'No. Biology was my best subject. Most of my school work is still at home in Twyford, if they haven't thrown it all out.'
His father, before he turned to religion, used to take him on walks in the countryside and had taught him about the wildlife in hedgerows and ponds, and from an early age he had helped in the garden and on the family allotment. He had built on this knowledge in class. Knowing he was still in touch with his parents from the letters in the drawer in his room, I asked if he was thinking of going back to collect the rest of his things. 'My sister will collect some stuff for me, what's the point in me going back? All they're interested in is banging tambourines for Jesus.'
'They're your mum and dad. You ought to go back to see them sometime.' Our discussion was interrupted by the sound of the reception bell. In the hall was one of the Chinese men the Geordies had brought back with them to the hotel. Cheung was about Darren's age, very cute with a small slightly upturned nose. One of them had given him a Newcastle telephone number, but when he tried it he found it was the number of a mini-cab firm. He wanted me to give him the correct number or an address.

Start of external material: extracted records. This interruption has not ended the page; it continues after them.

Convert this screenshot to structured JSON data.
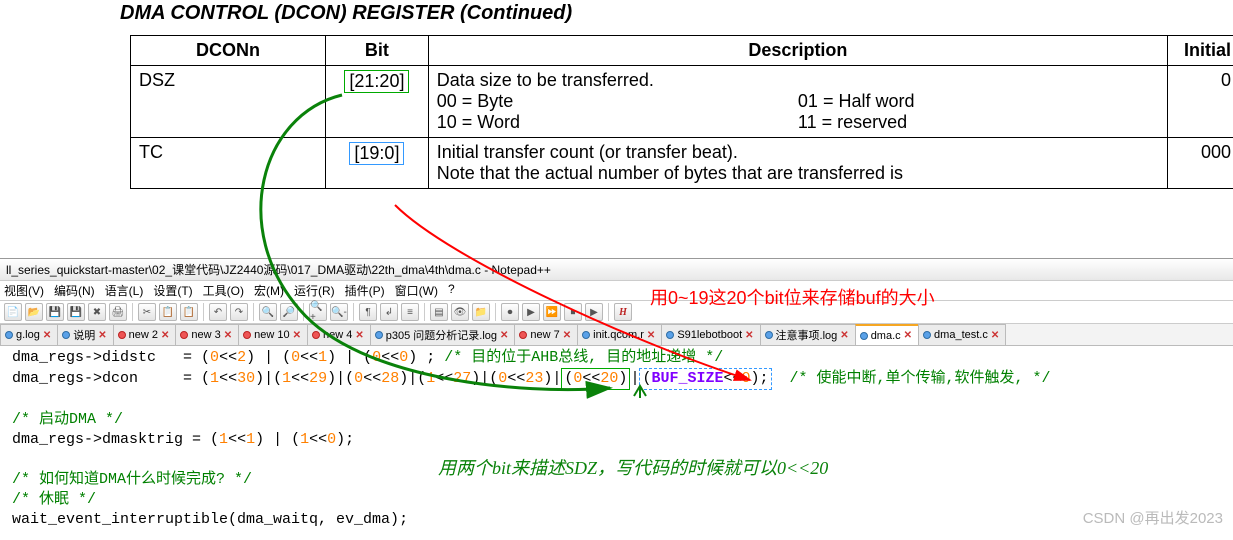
{
  "doc": {
    "title": "DMA CONTROL (DCON) REGISTER (Continued)",
    "headers": {
      "name": "DCONn",
      "bit": "Bit",
      "desc": "Description",
      "initial": "Initial"
    },
    "rows": [
      {
        "name": "DSZ",
        "bit": "[21:20]",
        "desc_line1": "Data size to be transferred.",
        "desc_00": "00 = Byte",
        "desc_01": "01 = Half word",
        "desc_10": "10 = Word",
        "desc_11": "11 = reserved",
        "initial": "0"
      },
      {
        "name": "TC",
        "bit": "[19:0]",
        "desc_line1": "Initial transfer count (or transfer beat).",
        "desc_line2": "Note that the actual number of bytes that are transferred is",
        "initial": "000"
      }
    ]
  },
  "npp": {
    "title": "ll_series_quickstart-master\\02_课堂代码\\JZ2440源码\\017_DMA驱动\\22th_dma\\4th\\dma.c - Notepad++",
    "menu": [
      "视图(V)",
      "编码(N)",
      "语言(L)",
      "设置(T)",
      "工具(O)",
      "宏(M)",
      "运行(R)",
      "插件(P)",
      "窗口(W)",
      "?"
    ],
    "tabs": [
      {
        "label": "g.log",
        "dirty": false
      },
      {
        "label": "说明",
        "dirty": false
      },
      {
        "label": "new 2",
        "dirty": true
      },
      {
        "label": "new 3",
        "dirty": true
      },
      {
        "label": "new 10",
        "dirty": true
      },
      {
        "label": "new 4",
        "dirty": true
      },
      {
        "label": "p305 问题分析记录.log",
        "dirty": false
      },
      {
        "label": "new 7",
        "dirty": true
      },
      {
        "label": "init.qcom.r",
        "dirty": false
      },
      {
        "label": "S91lebotboot",
        "dirty": false
      },
      {
        "label": "注意事项.log",
        "dirty": false
      },
      {
        "label": "dma.c",
        "dirty": false,
        "active": true
      },
      {
        "label": "dma_test.c",
        "dirty": false
      }
    ],
    "code": {
      "line1": {
        "pre": "dma_regs->didstc   = (",
        "n1": "0",
        "op1": "<<",
        "n2": "2",
        "mid1": ") | (",
        "n3": "0",
        "op2": "<<",
        "n4": "1",
        "mid2": ") | (",
        "n5": "0",
        "op3": "<<",
        "n6": "0",
        "post": ") ;",
        "cmt": "/* 目的位于AHB总线, 目的地址递增 */"
      },
      "line2": {
        "pre": "dma_regs->dcon     = (",
        "parts": [
          {
            "a": "1",
            "b": "30"
          },
          {
            "a": "1",
            "b": "29"
          },
          {
            "a": "0",
            "b": "28"
          },
          {
            "a": "1",
            "b": "27"
          },
          {
            "a": "0",
            "b": "23"
          }
        ],
        "green_a": "0",
        "green_b": "20",
        "buf": "BUF_SIZE",
        "bufshift": "0",
        "cmt": "/* 使能中断,单个传输,软件触发, */"
      },
      "line3_cmt": "/* 启动DMA */",
      "line4": {
        "pre": "dma_regs->dmasktrig = (",
        "a": "1",
        "b": "1",
        "c": "1",
        "d": "0",
        "post": ");"
      },
      "line5_cmt": "/* 如何知道DMA什么时候完成? */",
      "line6_cmt": "/* 休眠 */",
      "line7": "wait_event_interruptible(dma_waitq, ev_dma);"
    }
  },
  "annotations": {
    "red": "用0~19这20个bit位来存储buf的大小",
    "green": "用两个bit来描述SDZ，写代码的时候就可以0<<20"
  },
  "watermark": "CSDN @再出发2023"
}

The mini-cab number may have been given deliberately to fool him into thinking more than a night's sex was on offer; if a boyfriend, or even a wife, answered a 'phone call or opened a letter from him serious problems might ensue. When I refused, he looked so unhappy that I agreed to forward a letter for him, on the assumption that the redhead, to whom I had sent confirmation of the booking, would pass it on to whoever in his party was so sorely missed after one night of love. I sat my visitor down at the kitchen table with writing paper and an envelope from the office.
Darren remembered Cheung from the club and made him a mug of tea, which he drank while writing several pages in a close regular hand. When the letter was finished they chatted for a while in the hall until Darren had to go to work, and they left the hotel together.
The redhead rang me a few days later to thank me for forwarding the letter, but said that although they would be happy to see any of the Chinese boys again the next time they came down to London it would be unfair to encourage them to expect anything more than another one night stand. The 'phone number, he said, must have been a misunderstanding of some sort; they did use one particular cab firm regularly, and perhaps Cheung had seen the number written down somewhere and wrongly assumed it was a home number.